Das Aktionsbündnis argwöhnt, es gehe in erster Linie darum, der offenen Information zum Abstimmungssonntag Hindernisse in den Weg zu legen. Die Behörden wollen aus ihrer Sicht verhindern, dass die Argumente der Gegner des Covid-Gesetzes in der Öffentlichkeit Verbreitung finden. Die Sektorentrennung sei «eine weitere Steigerung in der Unterdrückung der Meinungsfreiheit und eine Behinderung der Meinungsbildung.»
Die Veranstaltung in Oberdorf hätte schon heute Donnerstag stattfinden sollen. Sie wurde nun nach Sarnen verschoben. Am Anlass in Stansstad vom Freitag will das Aktionsbündnis festhalten. Man hoffe, dass die Auflage einer Sektorentrennung bis dann zurückgenommen werde.

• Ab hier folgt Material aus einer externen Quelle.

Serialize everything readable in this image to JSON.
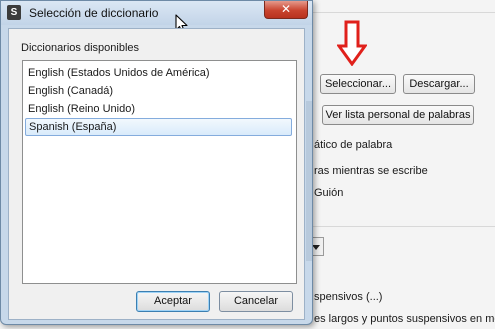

Danach sieht es allerdings nicht aus. Auf die geharnischte Rückmeldung der Veranstalter haben die beiden Gemeinden mit einer Wort für Wort identischen Antwort reagiert und diese zeitgleich verschickt. Und in dieser halten sie an der Auflage fest. Bei dieser handle es sich «um eine rein organisatorische Regelung, um den Kontrollorganen ihre Arbeit zu erleichtern.» Es bestehe für die Unterscheidung ein sachlicher Grund, es gehe darum, zu sehen, wo eine Pflicht zum Tragen der Maske vorliege und wo nicht.
Da sich die Sektoren räumlich sehr nahe beieinander befinden, werde «niemand in der Ausübung seiner verfassungsmässigen Rechte gehindert.» Auch eine Diskriminierung, welche die Bundesverfassung verletze, liege «somit offensichtlich nicht vor.»
Worin der Unterschied liegt, ob Personen ohne Maske beim allgemeinen oder einem eigenen Zugang betreffend Attest kontrolliert werden, wird allerdings nicht ausgeführt.